The way it works now is that the scenes are restricted by time, so starting at 9am, if temperature is 8 degrees, for instance, then the 0-9 and the 9-18 will be triggered. Why? The 0-9 because it is below 9 degrees in the trigger and the 9-18 also is below 18 degrees… but, after two hours if temperature is still below 9 the pump will stop. If after 2 hours the temperature is 10 for instance, the 9-18 scene is still valid and the pump will continues until 15h. But after 15h both 0-9 and 9-18 scenes are over, so even if temperature is between 0 and 18 nothing happens.
If you click on edit the trigger:
It just works. No need to keep changing the clock…. or put extra equipment.
EDIT: Finally I did not implement the pump management with Vera Scenes… it has some downsides: First there is no AND only OR. So not possible to be accurate and depending on time AND temperature turn it for X amount of time. The thing above is a workaround, far from perfect. Second, to leave the pump with a Vera scene is not recommended because is not reliable. If you edit a scene or vera reboots or whatever the delayed action is lost.
Program Logic Event Generator (PLEG). A Vera app that should be what Vera Scenes are. Very powerful. I will write an article on how it works for my pool.
There is a downside for z-wave. First you should know that there are battery powered devices, and electricity powered devices. All the mentioned above are electricity powered. When they are electricity powered z-wave uses them in a mesh so each of them repeats signal, which is great.
The problem is that when you pair a z-wave with your smart hub you can not use it elsewhere.
In my cases I have 3 Piper NV cameras which are my primary alarm system. I have like 9 Aeon z-wave door or window detectors, all connected to my Piper, not to the Vera.
What I did is to set up the Vera as my secondary alarm system. I bought a z-wave sire: Vision ZM1601EU. No problem to pair it with the Vera.

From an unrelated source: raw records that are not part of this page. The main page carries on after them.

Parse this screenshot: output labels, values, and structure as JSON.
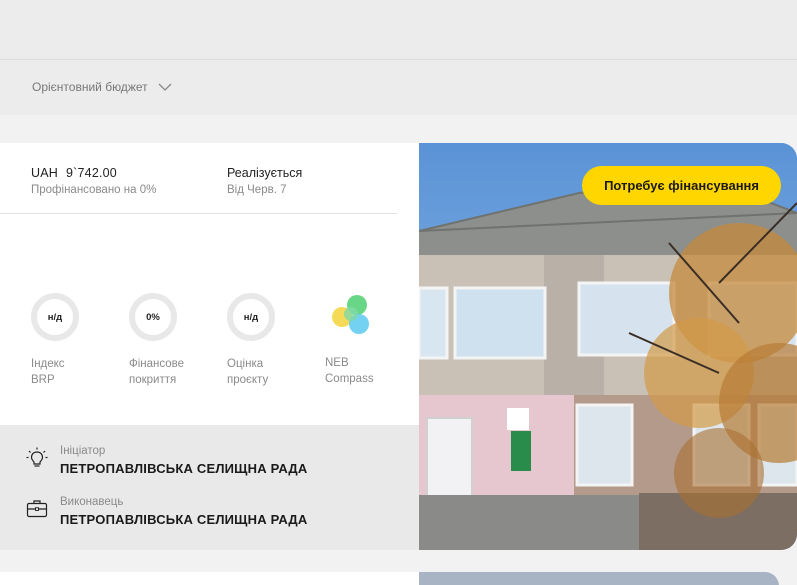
{
  "filter": {
    "budget_label": "Орієнтовний бюджет"
  },
  "project": {
    "currency": "UAH",
    "amount": "9`742.00",
    "financed": "Профінансовано на 0%",
    "status": "Реалізується",
    "status_since": "Від Черв. 7",
    "badge": "Потребує фінансування",
    "metrics": [
      {
        "value": "н/д",
        "label_1": "Індекс",
        "label_2": "BRP"
      },
      {
        "value": "0%",
        "label_1": "Фінансове",
        "label_2": "покриття"
      },
      {
        "value": "н/д",
        "label_1": "Оцінка",
        "label_2": "проєкту"
      }
    ],
    "neb": {
      "label_1": "NEB",
      "label_2": "Compass"
    },
    "initiator": {
      "role": "Ініціатор",
      "org": "ПЕТРОПАВЛІВСЬКА СЕЛИЩНА РАДА"
    },
    "executor": {
      "role": "Виконавець",
      "org": "ПЕТРОПАВЛІВСЬКА СЕЛИЩНА РАДА"
    }
  },
  "colors": {
    "badge": "#ffd600",
    "sky": "#6b9fd8"
  },
  "icons": [
    "chevron-down-icon",
    "lightbulb-icon",
    "briefcase-icon",
    "neb-compass-logo"
  ]
}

Then I the weakness of most alarm systems is that if they are triggered… it is too late… intruders are in.
I wanted a perimeter alarm. I bought a couple of Aeon Labs Multisensor 6. These are outdoors movement sensors. Well they do other stuff such as temperature, UV, Luminosity, humidity… but movement and temperature are the main ones for me.
I can now activate the outdoor motion sensors when I am in away mode (of via the Vera app when I leave the house), and they can trigger the outdoor siren. Of course I can be notified.

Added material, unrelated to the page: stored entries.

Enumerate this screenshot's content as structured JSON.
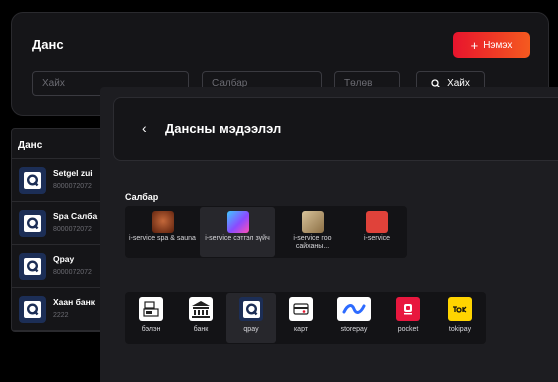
{
  "page": {
    "title": "Данс",
    "add_button": "Нэмэх",
    "search": {
      "placeholder": "Хайх"
    },
    "branch_select": {
      "placeholder": "Салбар"
    },
    "bank_select": {
      "placeholder": "Төлөв"
    },
    "search_button": "Хайх"
  },
  "table": {
    "header": "Данс",
    "rows": [
      {
        "name": "Setgel zui",
        "account": "8000072072"
      },
      {
        "name": "Spa Салба",
        "account": "8000072072"
      },
      {
        "name": "Qpay",
        "account": "8000072072"
      },
      {
        "name": "Хаан банк",
        "account": "2222"
      }
    ]
  },
  "drawer": {
    "title": "Дансны мэдээлэл",
    "branch_label": "Салбар",
    "branches": [
      {
        "label": "i-service spa & sauna",
        "selected": false,
        "color": "#6b2a10"
      },
      {
        "label": "i-service сэтгэл зүйч",
        "selected": true,
        "color": "#7a5cff"
      },
      {
        "label": "i-service гоо сайханы...",
        "selected": false,
        "color": "#b89a6a"
      },
      {
        "label": "i-service",
        "selected": false,
        "color": "#e0423a"
      }
    ],
    "payments": [
      {
        "label": "бэлэн",
        "icon": "cash-register-icon",
        "selected": false
      },
      {
        "label": "банк",
        "icon": "bank-icon",
        "selected": false
      },
      {
        "label": "qpay",
        "icon": "qpay-icon",
        "selected": true
      },
      {
        "label": "карт",
        "icon": "card-icon",
        "selected": false
      },
      {
        "label": "storepay",
        "icon": "storepay-icon",
        "selected": false
      },
      {
        "label": "pocket",
        "icon": "pocket-icon",
        "selected": false
      },
      {
        "label": "tokipay",
        "icon": "tokipay-icon",
        "selected": false
      }
    ]
  },
  "colors": {
    "accent_start": "#e8142d",
    "accent_end": "#f55a1f",
    "qpay_blue": "#1c2e56",
    "storepay_blue": "#2d6bff",
    "pocket_red": "#e8173e",
    "toki_yellow": "#ffd400"
  }
}
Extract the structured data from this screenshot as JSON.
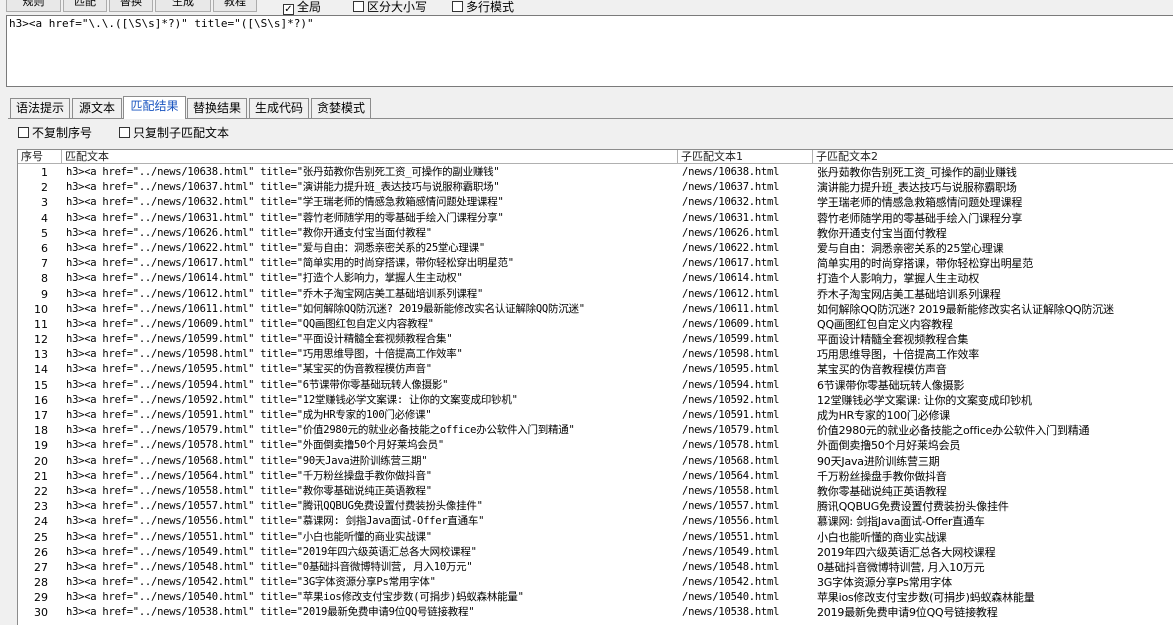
{
  "toolbar": {
    "buttons": [
      "规则",
      "匹配",
      "替换",
      "生成",
      "教程"
    ],
    "global": {
      "label": "全局",
      "checked": true
    },
    "case": {
      "label": "区分大小写",
      "checked": false
    },
    "multiline": {
      "label": "多行模式",
      "checked": false
    }
  },
  "pattern": "h3><a href=\"\\.\\.([\\S\\s]*?)\" title=\"([\\S\\s]*?)\"",
  "tabs": [
    "语法提示",
    "源文本",
    "匹配结果",
    "替换结果",
    "生成代码",
    "贪婪模式"
  ],
  "active_tab": 2,
  "options": {
    "no_copy_seq": "不复制序号",
    "only_copy_sub": "只复制子匹配文本"
  },
  "grid": {
    "headers": [
      "序号",
      "匹配文本",
      "子匹配文本1",
      "子匹配文本2"
    ],
    "rows": [
      {
        "n": "1",
        "m": "h3><a href=\"../news/10638.html\" title=\"张丹茹教你告别死工资_可操作的副业赚钱\"",
        "s1": "/news/10638.html",
        "s2": "张丹茹教你告别死工资_可操作的副业赚钱"
      },
      {
        "n": "2",
        "m": "h3><a href=\"../news/10637.html\" title=\"演讲能力提升班_表达技巧与说服称霸职场\"",
        "s1": "/news/10637.html",
        "s2": "演讲能力提升班_表达技巧与说服称霸职场"
      },
      {
        "n": "3",
        "m": "h3><a href=\"../news/10632.html\" title=\"学王瑞老师的情感急救箱感情问题处理课程\"",
        "s1": "/news/10632.html",
        "s2": "学王瑞老师的情感急救箱感情问题处理课程"
      },
      {
        "n": "4",
        "m": "h3><a href=\"../news/10631.html\" title=\"蓉竹老师随学用的零基础手绘入门课程分享\"",
        "s1": "/news/10631.html",
        "s2": "蓉竹老师随学用的零基础手绘入门课程分享"
      },
      {
        "n": "5",
        "m": "h3><a href=\"../news/10626.html\" title=\"教你开通支付宝当面付教程\"",
        "s1": "/news/10626.html",
        "s2": "教你开通支付宝当面付教程"
      },
      {
        "n": "6",
        "m": "h3><a href=\"../news/10622.html\" title=\"爱与自由：洞悉亲密关系的25堂心理课\"",
        "s1": "/news/10622.html",
        "s2": "爱与自由：洞悉亲密关系的25堂心理课"
      },
      {
        "n": "7",
        "m": "h3><a href=\"../news/10617.html\" title=\"简单实用的时尚穿搭课，带你轻松穿出明星范\"",
        "s1": "/news/10617.html",
        "s2": "简单实用的时尚穿搭课，带你轻松穿出明星范"
      },
      {
        "n": "8",
        "m": "h3><a href=\"../news/10614.html\" title=\"打造个人影响力，掌握人生主动权\"",
        "s1": "/news/10614.html",
        "s2": "打造个人影响力，掌握人生主动权"
      },
      {
        "n": "9",
        "m": "h3><a href=\"../news/10612.html\" title=\"乔木子淘宝网店美工基础培训系列课程\"",
        "s1": "/news/10612.html",
        "s2": "乔木子淘宝网店美工基础培训系列课程"
      },
      {
        "n": "10",
        "m": "h3><a href=\"../news/10611.html\" title=\"如何解除QQ防沉迷? 2019最新能修改实名认证解除QQ防沉迷\"",
        "s1": "/news/10611.html",
        "s2": "如何解除QQ防沉迷? 2019最新能修改实名认证解除QQ防沉迷"
      },
      {
        "n": "11",
        "m": "h3><a href=\"../news/10609.html\" title=\"QQ画图红包自定义内容教程\"",
        "s1": "/news/10609.html",
        "s2": "QQ画图红包自定义内容教程"
      },
      {
        "n": "12",
        "m": "h3><a href=\"../news/10599.html\" title=\"平面设计精髓全套视频教程合集\"",
        "s1": "/news/10599.html",
        "s2": "平面设计精髓全套视频教程合集"
      },
      {
        "n": "13",
        "m": "h3><a href=\"../news/10598.html\" title=\"巧用思维导图，十倍提高工作效率\"",
        "s1": "/news/10598.html",
        "s2": "巧用思维导图，十倍提高工作效率"
      },
      {
        "n": "14",
        "m": "h3><a href=\"../news/10595.html\" title=\"某宝买的伪音教程模仿声音\"",
        "s1": "/news/10595.html",
        "s2": "某宝买的伪音教程模仿声音"
      },
      {
        "n": "15",
        "m": "h3><a href=\"../news/10594.html\" title=\"6节课带你零基础玩转人像摄影\"",
        "s1": "/news/10594.html",
        "s2": "6节课带你零基础玩转人像摄影"
      },
      {
        "n": "16",
        "m": "h3><a href=\"../news/10592.html\" title=\"12堂赚钱必学文案课: 让你的文案变成印钞机\"",
        "s1": "/news/10592.html",
        "s2": "12堂赚钱必学文案课: 让你的文案变成印钞机"
      },
      {
        "n": "17",
        "m": "h3><a href=\"../news/10591.html\" title=\"成为HR专家的100门必修课\"",
        "s1": "/news/10591.html",
        "s2": "成为HR专家的100门必修课"
      },
      {
        "n": "18",
        "m": "h3><a href=\"../news/10579.html\" title=\"价值2980元的就业必备技能之office办公软件入门到精通\"",
        "s1": "/news/10579.html",
        "s2": "价值2980元的就业必备技能之office办公软件入门到精通"
      },
      {
        "n": "19",
        "m": "h3><a href=\"../news/10578.html\" title=\"外面倒卖撸50个月好莱坞会员\"",
        "s1": "/news/10578.html",
        "s2": "外面倒卖撸50个月好莱坞会员"
      },
      {
        "n": "20",
        "m": "h3><a href=\"../news/10568.html\" title=\"90天Java进阶训练营三期\"",
        "s1": "/news/10568.html",
        "s2": "90天Java进阶训练营三期"
      },
      {
        "n": "21",
        "m": "h3><a href=\"../news/10564.html\" title=\"千万粉丝操盘手教你做抖音\"",
        "s1": "/news/10564.html",
        "s2": "千万粉丝操盘手教你做抖音"
      },
      {
        "n": "22",
        "m": "h3><a href=\"../news/10558.html\" title=\"教你零基础说纯正英语教程\"",
        "s1": "/news/10558.html",
        "s2": "教你零基础说纯正英语教程"
      },
      {
        "n": "23",
        "m": "h3><a href=\"../news/10557.html\" title=\"腾讯QQBUG免费设置付费装扮头像挂件\"",
        "s1": "/news/10557.html",
        "s2": "腾讯QQBUG免费设置付费装扮头像挂件"
      },
      {
        "n": "24",
        "m": "h3><a href=\"../news/10556.html\" title=\"慕课网: 剑指Java面试-Offer直通车\"",
        "s1": "/news/10556.html",
        "s2": "慕课网: 剑指Java面试-Offer直通车"
      },
      {
        "n": "25",
        "m": "h3><a href=\"../news/10551.html\" title=\"小白也能听懂的商业实战课\"",
        "s1": "/news/10551.html",
        "s2": "小白也能听懂的商业实战课"
      },
      {
        "n": "26",
        "m": "h3><a href=\"../news/10549.html\" title=\"2019年四六级英语汇总各大网校课程\"",
        "s1": "/news/10549.html",
        "s2": "2019年四六级英语汇总各大网校课程"
      },
      {
        "n": "27",
        "m": "h3><a href=\"../news/10548.html\" title=\"0基础抖音微博特训营, 月入10万元\"",
        "s1": "/news/10548.html",
        "s2": "0基础抖音微博特训营, 月入10万元"
      },
      {
        "n": "28",
        "m": "h3><a href=\"../news/10542.html\" title=\"3G字体资源分享Ps常用字体\"",
        "s1": "/news/10542.html",
        "s2": "3G字体资源分享Ps常用字体"
      },
      {
        "n": "29",
        "m": "h3><a href=\"../news/10540.html\" title=\"苹果ios修改支付宝步数(可捐步)蚂蚁森林能量\"",
        "s1": "/news/10540.html",
        "s2": "苹果ios修改支付宝步数(可捐步)蚂蚁森林能量"
      },
      {
        "n": "30",
        "m": "h3><a href=\"../news/10538.html\" title=\"2019最新免费申请9位QQ号链接教程\"",
        "s1": "/news/10538.html",
        "s2": "2019最新免费申请9位QQ号链接教程"
      }
    ]
  }
}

I can also not trigger the alarm but be notified, take a look at one of the 6 cameras I have and if I see anything strange trigger the outdoor siren from my phone… and even my Piper’s.
I also have smoke and flood detectors on my Vera, but I would like to have more. For instance in the pool room, boiler room, etc…

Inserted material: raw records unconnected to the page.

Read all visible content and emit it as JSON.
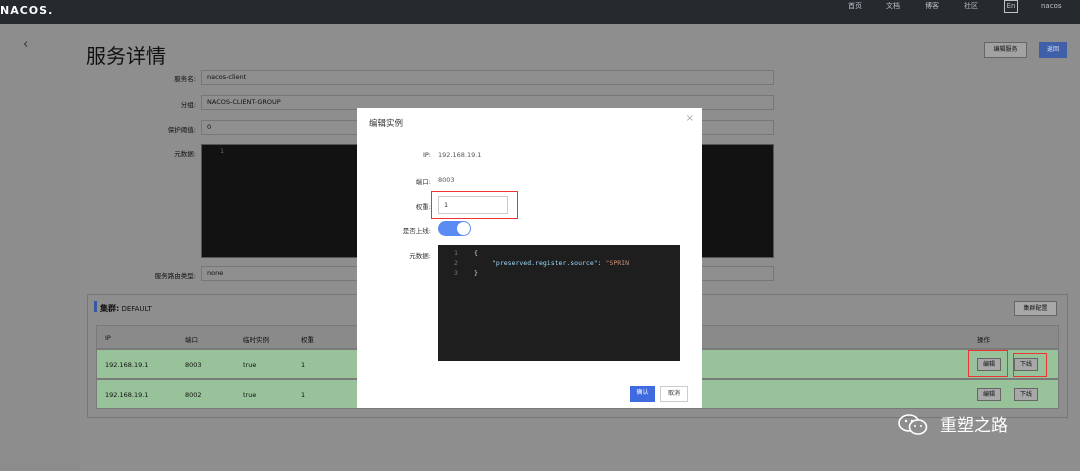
{
  "topbar": {
    "logo": "NACOS.",
    "nav": [
      "首页",
      "文档",
      "博客",
      "社区"
    ],
    "lang": "En",
    "user": "nacos"
  },
  "page": {
    "back_icon": "‹",
    "title": "服务详情",
    "edit_service_label": "编辑服务",
    "return_label": "返回"
  },
  "form": {
    "service_name_label": "服务名:",
    "service_name": "nacos-client",
    "group_label": "分组:",
    "group": "NACOS-CLIENT-GROUP",
    "protect_threshold_label": "保护阈值:",
    "protect_threshold": "0",
    "metadata_label": "元数据:",
    "metadata_line_no": "1",
    "route_type_label": "服务路由类型:",
    "route_type": "none"
  },
  "cluster": {
    "title": "集群:",
    "name": "DEFAULT",
    "config_label": "集群配置",
    "columns": [
      "IP",
      "端口",
      "临时实例",
      "权重",
      "操作"
    ],
    "rows": [
      {
        "ip": "192.168.19.1",
        "port": "8003",
        "ephemeral": "true",
        "weight": "1",
        "edit": "编辑",
        "offline": "下线"
      },
      {
        "ip": "192.168.19.1",
        "port": "8002",
        "ephemeral": "true",
        "weight": "1",
        "edit": "编辑",
        "offline": "下线"
      }
    ]
  },
  "modal": {
    "title": "编辑实例",
    "close_icon": "×",
    "ip_label": "IP:",
    "ip": "192.168.19.1",
    "port_label": "端口:",
    "port": "8003",
    "weight_label": "权重:",
    "weight": "1",
    "online_label": "是否上线:",
    "online": true,
    "metadata_label": "元数据:",
    "code_lines": [
      "1",
      "2",
      "3"
    ],
    "code_open": "{",
    "code_key": "\"preserved.register.source\"",
    "code_colon": ": ",
    "code_value": "\"SPRIN",
    "code_close": "}",
    "confirm_label": "确认",
    "cancel_label": "取消"
  },
  "watermark": {
    "text": "重塑之路"
  },
  "colors": {
    "topbar": "#252a2f",
    "accent": "#3f6ae0",
    "row_highlight": "#98c299",
    "highlight_box": "#e33333"
  }
}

Next is to control some lights, specially outdoor lights, and the portal I am going to install soon, where I will also install a ring.com.
I would love to manage the thermostat but I have a Frisquet that does not allow me to replace theirs by a Nest or similar… but it works perfect so no big deal.
Also to make more complex scenarios in the Vera, using geolocation of the phone. Examples:
Getting home, open car gate, turn on the lights… Home mode on Vera. Off alarm, etc…
In summer, X hours after sunrise, lower the blinds… etc.